I learned a lot about making ski films on our trip up to Mt. Hood. It’s not glamorous work. There’s not much skiing when you’re filming; for several days the only skiing I did was the one run back down to the parking lot after a full day on the hill. Rather, it’s long hours and hard work, shoveling, directing, and moving under a bright sun. There were no luxurious hotels or meals for us. We spent most of the week camping on an abandoned airstrip for free, sleeping bags sprawled on the ground, and the one night we spent in a Portland motel involved 7 people in 2 double rooms, sneaking in and out of the window. On the hill we ate peanut butter and jelly sandwiches, and off the hill we bemoaned the one greasy-spoon eatery in Government Camp. But the essence of the trip was not the work, the food, the lodging, or the snow; it was the people.

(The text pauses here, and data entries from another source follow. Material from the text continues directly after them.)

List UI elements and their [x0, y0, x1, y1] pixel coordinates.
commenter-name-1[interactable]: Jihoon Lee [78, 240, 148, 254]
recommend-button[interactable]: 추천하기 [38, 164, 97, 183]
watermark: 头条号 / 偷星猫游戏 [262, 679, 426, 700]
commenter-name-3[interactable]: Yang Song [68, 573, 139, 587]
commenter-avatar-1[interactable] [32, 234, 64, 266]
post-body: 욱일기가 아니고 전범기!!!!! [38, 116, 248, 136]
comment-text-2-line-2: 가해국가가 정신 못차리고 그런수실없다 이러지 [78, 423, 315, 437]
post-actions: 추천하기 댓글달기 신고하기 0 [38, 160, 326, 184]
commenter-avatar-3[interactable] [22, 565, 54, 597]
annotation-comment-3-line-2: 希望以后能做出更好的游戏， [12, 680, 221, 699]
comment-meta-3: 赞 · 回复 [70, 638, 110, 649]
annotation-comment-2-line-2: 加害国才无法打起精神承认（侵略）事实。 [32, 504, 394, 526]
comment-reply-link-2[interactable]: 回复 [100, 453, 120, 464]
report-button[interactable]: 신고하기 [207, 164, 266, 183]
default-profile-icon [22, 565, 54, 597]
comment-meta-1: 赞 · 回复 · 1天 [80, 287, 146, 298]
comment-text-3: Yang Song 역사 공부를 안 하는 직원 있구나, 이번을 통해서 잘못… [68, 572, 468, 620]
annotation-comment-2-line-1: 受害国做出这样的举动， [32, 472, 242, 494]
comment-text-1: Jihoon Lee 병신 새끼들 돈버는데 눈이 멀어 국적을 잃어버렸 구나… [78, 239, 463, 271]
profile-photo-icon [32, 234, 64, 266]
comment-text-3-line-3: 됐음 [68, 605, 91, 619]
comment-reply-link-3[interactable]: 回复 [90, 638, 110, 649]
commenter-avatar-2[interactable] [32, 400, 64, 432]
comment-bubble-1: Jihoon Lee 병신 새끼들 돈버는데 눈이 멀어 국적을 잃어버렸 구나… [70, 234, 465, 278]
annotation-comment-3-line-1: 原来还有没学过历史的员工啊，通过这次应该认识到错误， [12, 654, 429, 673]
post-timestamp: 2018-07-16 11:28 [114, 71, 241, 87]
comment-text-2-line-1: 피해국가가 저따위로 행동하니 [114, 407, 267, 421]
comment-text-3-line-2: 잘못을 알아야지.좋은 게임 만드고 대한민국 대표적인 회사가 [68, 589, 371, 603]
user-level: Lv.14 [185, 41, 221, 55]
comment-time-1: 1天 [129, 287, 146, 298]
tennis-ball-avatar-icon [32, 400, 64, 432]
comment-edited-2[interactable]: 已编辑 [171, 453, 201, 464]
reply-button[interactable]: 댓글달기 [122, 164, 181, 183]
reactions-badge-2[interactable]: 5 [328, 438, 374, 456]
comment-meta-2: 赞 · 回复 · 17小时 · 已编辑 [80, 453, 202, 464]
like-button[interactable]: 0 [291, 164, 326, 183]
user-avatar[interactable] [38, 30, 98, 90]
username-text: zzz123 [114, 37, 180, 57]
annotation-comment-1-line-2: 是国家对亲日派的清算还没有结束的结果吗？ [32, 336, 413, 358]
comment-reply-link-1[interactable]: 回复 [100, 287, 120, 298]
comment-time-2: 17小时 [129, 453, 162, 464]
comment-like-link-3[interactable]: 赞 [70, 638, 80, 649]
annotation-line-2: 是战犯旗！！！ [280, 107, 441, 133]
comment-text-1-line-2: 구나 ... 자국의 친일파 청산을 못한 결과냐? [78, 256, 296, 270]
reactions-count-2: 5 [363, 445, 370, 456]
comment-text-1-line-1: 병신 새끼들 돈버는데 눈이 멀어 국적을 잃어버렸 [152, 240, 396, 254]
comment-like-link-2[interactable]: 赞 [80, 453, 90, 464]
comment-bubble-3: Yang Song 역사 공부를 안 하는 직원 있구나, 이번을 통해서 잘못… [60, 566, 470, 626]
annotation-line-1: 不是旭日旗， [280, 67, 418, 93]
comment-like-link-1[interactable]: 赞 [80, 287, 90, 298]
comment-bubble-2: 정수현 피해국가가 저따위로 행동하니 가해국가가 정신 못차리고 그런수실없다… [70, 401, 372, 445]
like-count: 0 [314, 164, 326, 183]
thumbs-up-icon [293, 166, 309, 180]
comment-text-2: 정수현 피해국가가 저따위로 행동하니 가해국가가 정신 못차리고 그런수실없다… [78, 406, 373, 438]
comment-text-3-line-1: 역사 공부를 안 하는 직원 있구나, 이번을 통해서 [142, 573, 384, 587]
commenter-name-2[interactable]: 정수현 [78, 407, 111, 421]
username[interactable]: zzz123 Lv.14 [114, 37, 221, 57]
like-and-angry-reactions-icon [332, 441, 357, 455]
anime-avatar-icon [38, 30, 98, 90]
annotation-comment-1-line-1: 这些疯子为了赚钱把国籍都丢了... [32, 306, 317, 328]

The best skier in the world can make for a miserable film shoot. We weren’t the only group filming at Mt. Hood, so we got the chance to observe and work with other production companies up there. I certainly don’t mean to take away from the incredible skiing the others were doing or their interactions, but they just didn’t have the same bond as our group. And that’s what made the trip a success and a great time for us; we had a group of great skiers and great people that all chipped in, in work and in play. We had to be productive at Mt. Hood, but we wanted to have fun doing it. At the end of the day, we didn’t go our own ways; we all sat around the dinner table, campfire, wherever, just enjoying being out there.